2015-16 Research Report
In the fall semester of 2015, I successfully defended my MA thesis, “Towards Utopia: The Journey Motif and the Vision for an Alternative Society in Katama Mkangi’s Mafuta and Walenisi.” I examined the motif of the journey in Katama Mkangi’s two novels, arguing that he conceives of utopia as a process of social change rather than a destination of perfection. Thus, I utilized the concept of the journey to examine how Mkangi, through the characters’ metaphorical and physical journeys, highlights the sociopolitical problems that exist in Kenya and offers alternatives in a utopian world.
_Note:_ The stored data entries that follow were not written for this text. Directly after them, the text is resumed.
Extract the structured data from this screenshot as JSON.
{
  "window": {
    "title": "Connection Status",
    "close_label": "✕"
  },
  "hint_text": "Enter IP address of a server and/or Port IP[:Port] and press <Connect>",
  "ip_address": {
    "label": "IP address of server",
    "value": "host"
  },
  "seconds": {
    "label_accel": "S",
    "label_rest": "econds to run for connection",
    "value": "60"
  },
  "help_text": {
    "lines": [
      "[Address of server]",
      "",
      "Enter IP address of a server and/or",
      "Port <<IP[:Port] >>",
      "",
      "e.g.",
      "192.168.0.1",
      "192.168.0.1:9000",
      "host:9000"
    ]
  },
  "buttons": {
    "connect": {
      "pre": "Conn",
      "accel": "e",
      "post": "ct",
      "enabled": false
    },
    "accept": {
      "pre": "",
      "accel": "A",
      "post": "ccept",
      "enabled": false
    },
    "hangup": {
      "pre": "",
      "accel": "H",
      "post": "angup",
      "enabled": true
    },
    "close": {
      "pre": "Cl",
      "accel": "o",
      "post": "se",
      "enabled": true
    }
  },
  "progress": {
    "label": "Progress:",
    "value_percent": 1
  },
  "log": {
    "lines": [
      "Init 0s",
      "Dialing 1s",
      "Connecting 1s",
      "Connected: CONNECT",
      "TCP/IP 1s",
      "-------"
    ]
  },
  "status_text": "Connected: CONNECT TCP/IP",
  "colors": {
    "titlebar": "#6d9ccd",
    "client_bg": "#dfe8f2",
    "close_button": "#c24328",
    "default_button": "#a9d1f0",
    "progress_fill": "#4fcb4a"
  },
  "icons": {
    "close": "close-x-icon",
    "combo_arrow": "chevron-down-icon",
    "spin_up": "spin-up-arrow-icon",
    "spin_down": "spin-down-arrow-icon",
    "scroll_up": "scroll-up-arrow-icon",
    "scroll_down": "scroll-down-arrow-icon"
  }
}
Currently, I am developing ideas for my dissertation research on the concept of friendship and ethnicity in Kenya. The topic is still at the very embryonic stage, and I am exploring its viability as a research project. I hope to examine the dynamics of friendship and its role in promoting ethnic harmony and integration in Kenya’s urban settings, especially in informal settlements. I intend to do an ethnographic study in one of these informal settlements, a slum known as Kibera, examining its residents’ production of songs and street poetry, as well as the games they play. The purpose of this examination is to establish whether these cultural forms reflect and enhance a sense of friendship and people’s perception of these social relations in connection with their ethnic identities, and if so, how. How do the residents in this cosmopolitan setting perceive and talk about friendship? Do their day-to-day cultural productions (such as songs and poems) reflect and enhance friendship among youths? How do perceptions of ethnicity and cultural practices bear on individuals’ friendships with others from different ethnicities?
Existing scholarship on friendship has predominantly been in the field of anthropology and has often studied friendships in the shadow of kinship relations. Given my background in literary studies, I seek to add a new dimension on friendship studies by exploring how individuals deliberate on these relationships through their artistic productions, and how these productions might relate to interethnic harmony. I postulate that the dynamism of urban life in East Africa and the upsurge of technology that connects people across the globe impacts the way youth, in particular, formulate and think about their personal relationships, politics, peace, and security.